What benefits does Amazon CloudSearch offer?
General
Amazon CloudSearch | Analytics
Amazon CloudSearch is a fully managed search service that automatically scales with the volume of data and complexity of search requests to deliver fast and accurate results. Amazon CloudSearch lets customers add search capability without needing to manage hosts, traffic and data scaling, redundancy, or software packages. Users pay low hourly rates only for the resources consumed. Amazon CloudSearch can offer significantly lower total cost of ownership compared to operating and managing your own search environment.
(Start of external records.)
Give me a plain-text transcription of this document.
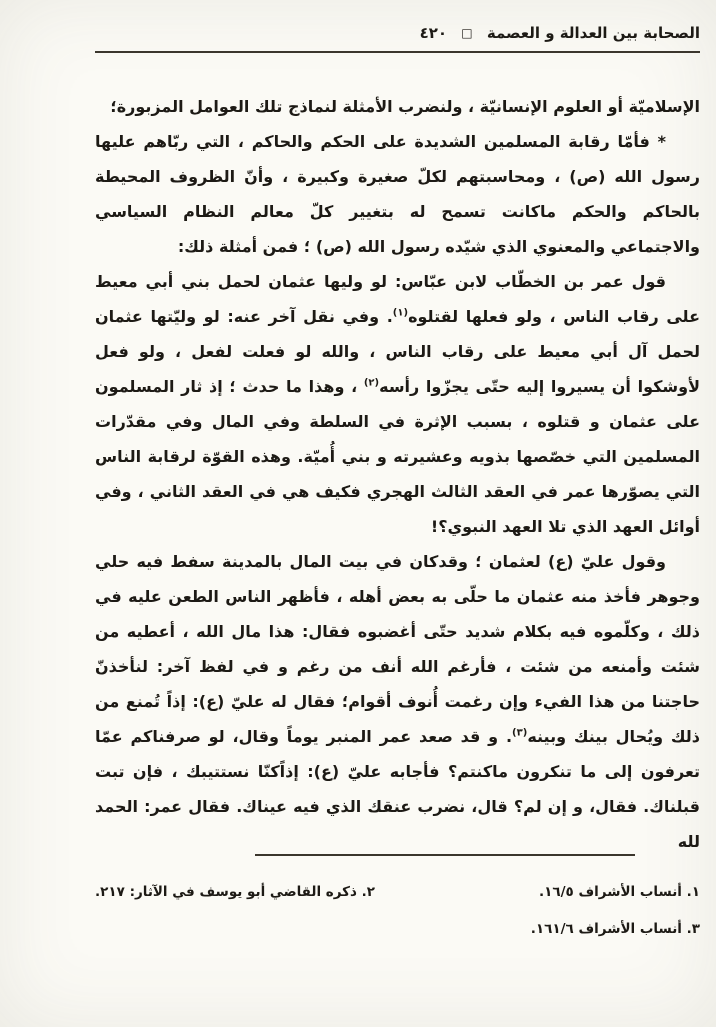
الصحابة بين العدالة و العصمة □ ٤٢٠

الإسلاميّة أو العلوم الإنسانيّة ، ولنضرب الأمثلة لنماذج تلك العوامل المزبورة؛

* فأمّا رقابة المسلمين الشديدة على الحكم والحاكم ، التي ربّاهم عليها رسول الله (ص) ، ومحاسبتهم لكلّ صغيرة وكبيرة ، وأنّ الظروف المحيطة بالحاكم والحكم ماكانت تسمح له بتغيير كلّ معالم النظام السياسي والاجتماعي والمعنوي الذي شيّده رسول الله (ص) ؛ فمن أمثلة ذلك:

قول عمر بن الخطّاب لابن عبّاس: لو وليها عثمان لحمل بني أبي معيط على رقاب الناس ، ولو فعلها لقتلوه$^{(١)}$. وفي نقل آخر عنه: لو وليّتها عثمان لحمل آل أبي معيط على رقاب الناس ، والله لو فعلت لفعل ، ولو فعل لأوشكوا أن يسيروا إليه حتّى يجزّوا رأسه$^{(٢)}$ ، وهذا ما حدث ؛ إذ ثار المسلمون على عثمان و قتلوه ، بسبب الإثرة في السلطة وفي المال وفي مقدّرات المسلمين التي خصّصها بذويه وعشيرته و بني أُميّة. وهذه القوّة لرقابة الناس التي يصوّرها عمر في العقد الثالث الهجري فكيف هي في العقد الثاني ، وفي أوائل العهد الذي تلا العهد النبوي؟!

وقول عليّ (ع) لعثمان ؛ وقدكان في بيت المال بالمدينة سفط فيه حلي وجوهر فأخذ منه عثمان ما حلّى به بعض أهله ، فأظهر الناس الطعن عليه في ذلك ، وكلّموه فيه بكلام شديد حتّى أغضبوه فقال: هذا مال الله ، أعطيه من شئت وأمنعه من شئت ، فأرغم الله أنف من رغم و في لفظ آخر: لنأخذنّ حاجتنا من هذا الفيء وإن رغمت أُنوف أقوام؛ فقال له عليّ (ع): إذاً تُمنع من ذلك ويُحال بينك وبينه$^{(٣)}$. و قد صعد عمر المنبر يوماً وقال، لو صرفناكم عمّا تعرفون إلى ما تنكرون ماكنتم؟ فأجابه عليّ (ع): إذاًكنّا نستتيبك ، فإن تبت قبلناك. فقال، و إن لم؟ قال، نضرب عنقك الذي فيه عيناك. فقال عمر: الحمد لله

١. أنساب الأشراف ١٦/٥.
٣. أنساب الأشراف ١٦١/٦.
٢. ذكره القاضي أبو يوسف في الآثار: ٢١٧.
Can Amazon CloudSearch be used with a storage service?
General
Amazon CloudSearch | Analytics
A search service and a storage service are complementary. A search service requires that your documents already be stored somewhere, whether it’s in files of a file system, data in Amazon S3, or records in an Amazon DynamoDB or Amazon RDS instance. The search service is a rapid retrieval system that makes those items searchable with sub-second latencies through a process called indexing.
Can Amazon CloudSearch be used with a database?
General
Amazon CloudSearch | Analytics
Search engines and databases are not mutually exclusive - in fact, they are often used together. If you already have a database that contains structured data, you might want to use a search engine to intelligently filter and rank the database contents using search keywords as relevance criteria.
A search service can be used to index and search both structured and unstructured data. Content can come from multiple sources and can include database fields along with files in a variety of formats, web pages, and so on. A search service can support customizable result ranking as well as special search features such as using facets for filtering that are not available in databases.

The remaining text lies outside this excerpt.